Altan: Belki Ortadoğu’daki gelişmeler burayı etkileyecek. Türkiye burada belirleyici değil. Dünya sistemi, Ortadoğu, Trump'ın gelmesi, yeni dünyadaki küreselleşmenin zorlukları, bunu belirleyen teknoloji, aynı zamanda pazar paylaşım kavgaları… Bizim televizyon kanallarında hiçbir dış politika haberi yok. Sanki Türkiye dünyanın merkezi. Türkiye dünya üretiminin %1’ini bile yapamıyor. Yani bu, merkez değil. O zaman demek ki %99’unun etkin kısmını üreten, belirleyen, teknolojiyi şunu bunu, o potansiyeli de biraz dikkate almak lazım. Ne oldu birdenbire Ortadoğu'da? Aynı zamanda hem bir taraftan hukuksuzluklara devam et hem bir taraftan barışıyormuş gibi yap hem de bütün heyetleri, demeçleri, televizyonları, konuşmaları, her şeyi kontrol et. Demokratik bir sosyal süreci yok varsayarak hiçbir çözüm olmuyor. Ama Türkiye'yi yönetenler bunu hiçbir zaman öğrenmeyecek, çünkü öğrenmemek çok avantajlı galiba, parasal, pulsal, manevi ne varsa artık. Bir şey var.

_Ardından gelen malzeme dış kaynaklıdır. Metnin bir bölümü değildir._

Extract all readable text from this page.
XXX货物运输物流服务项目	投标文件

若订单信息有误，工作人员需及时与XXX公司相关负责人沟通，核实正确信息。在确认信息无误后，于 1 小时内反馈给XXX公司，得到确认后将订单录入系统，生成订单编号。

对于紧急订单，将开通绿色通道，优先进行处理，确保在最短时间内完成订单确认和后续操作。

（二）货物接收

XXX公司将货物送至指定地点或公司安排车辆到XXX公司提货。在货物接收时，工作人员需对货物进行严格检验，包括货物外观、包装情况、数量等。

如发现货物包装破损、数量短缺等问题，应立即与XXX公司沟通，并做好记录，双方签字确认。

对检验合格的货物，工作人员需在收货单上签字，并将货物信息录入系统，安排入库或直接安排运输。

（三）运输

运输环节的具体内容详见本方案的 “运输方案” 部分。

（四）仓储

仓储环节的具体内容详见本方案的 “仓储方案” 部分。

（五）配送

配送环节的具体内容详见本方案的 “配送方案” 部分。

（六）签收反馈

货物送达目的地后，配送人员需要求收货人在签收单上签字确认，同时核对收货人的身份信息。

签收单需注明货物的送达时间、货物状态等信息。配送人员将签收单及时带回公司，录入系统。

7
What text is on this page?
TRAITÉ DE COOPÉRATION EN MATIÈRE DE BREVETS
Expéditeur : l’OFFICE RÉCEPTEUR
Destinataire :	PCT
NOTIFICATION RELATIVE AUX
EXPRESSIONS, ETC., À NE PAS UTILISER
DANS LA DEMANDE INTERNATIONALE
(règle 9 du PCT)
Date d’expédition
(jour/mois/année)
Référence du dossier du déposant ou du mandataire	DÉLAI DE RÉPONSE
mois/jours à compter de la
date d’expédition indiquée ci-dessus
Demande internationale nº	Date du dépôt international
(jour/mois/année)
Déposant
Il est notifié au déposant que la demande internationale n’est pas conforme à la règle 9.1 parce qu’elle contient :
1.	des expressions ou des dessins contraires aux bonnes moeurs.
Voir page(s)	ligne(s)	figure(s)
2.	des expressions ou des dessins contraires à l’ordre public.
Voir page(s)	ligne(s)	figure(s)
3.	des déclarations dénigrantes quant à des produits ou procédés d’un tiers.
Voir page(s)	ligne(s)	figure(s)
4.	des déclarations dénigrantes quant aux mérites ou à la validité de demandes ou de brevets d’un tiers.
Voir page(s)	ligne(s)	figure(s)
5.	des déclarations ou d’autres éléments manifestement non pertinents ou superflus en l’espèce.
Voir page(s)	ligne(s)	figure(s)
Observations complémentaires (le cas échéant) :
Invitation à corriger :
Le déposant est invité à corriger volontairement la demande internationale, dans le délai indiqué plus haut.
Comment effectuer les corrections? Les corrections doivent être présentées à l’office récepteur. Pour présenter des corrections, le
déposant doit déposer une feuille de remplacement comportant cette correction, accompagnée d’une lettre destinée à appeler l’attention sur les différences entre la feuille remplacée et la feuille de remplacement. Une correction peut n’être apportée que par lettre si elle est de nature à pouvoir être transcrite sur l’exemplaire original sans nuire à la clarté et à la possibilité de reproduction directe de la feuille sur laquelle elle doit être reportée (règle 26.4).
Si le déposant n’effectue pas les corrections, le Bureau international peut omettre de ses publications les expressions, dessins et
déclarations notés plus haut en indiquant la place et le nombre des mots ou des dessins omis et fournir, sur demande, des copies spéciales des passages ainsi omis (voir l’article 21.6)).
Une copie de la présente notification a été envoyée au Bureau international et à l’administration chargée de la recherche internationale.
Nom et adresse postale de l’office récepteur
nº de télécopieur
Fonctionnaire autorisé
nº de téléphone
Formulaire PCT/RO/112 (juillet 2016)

Ruşen Çakır: Belki de Erdoğan Trump’ın pazartesi günü göreve gelmesini bekliyor.
Altan: İşte o zamana kadar elimi kuvvetlendireyim diye düşünüyor. i

Ruşen Çakır: Trump gelince ne olacak? Önce Türkiye'den gidelim, sonra dünyaya geçelim. Trump gerçekten ‘’dostum Erdoğan’’ deyip Erdoğan'ın bütün beklentilerini Mesela Suriye'de askerlerini çekerek karşılar mı?
Altan: YPG vasıtasıyla hem İsrail'i rahatlatıyor ekonomik olarak da enerji kaynaklarını kontrol ediyor. Yani İsrail ile YPG'nin birlikte Suriye'nin doğal zenginliklerini ve toprağın çok büyük bir kısmı %30-40’ını kontrol ettiğini görüyoruz. Bunun arkasında Amerika ve İsrail, aynı zamanda bölgenin Buna göre şekillenmesi de var. Siyasal İslam etkisinden kurtulmasını isteyen bir dünya yaklaşımı da var. İngiltere şu bu, bu plan programını niye değiştirsin?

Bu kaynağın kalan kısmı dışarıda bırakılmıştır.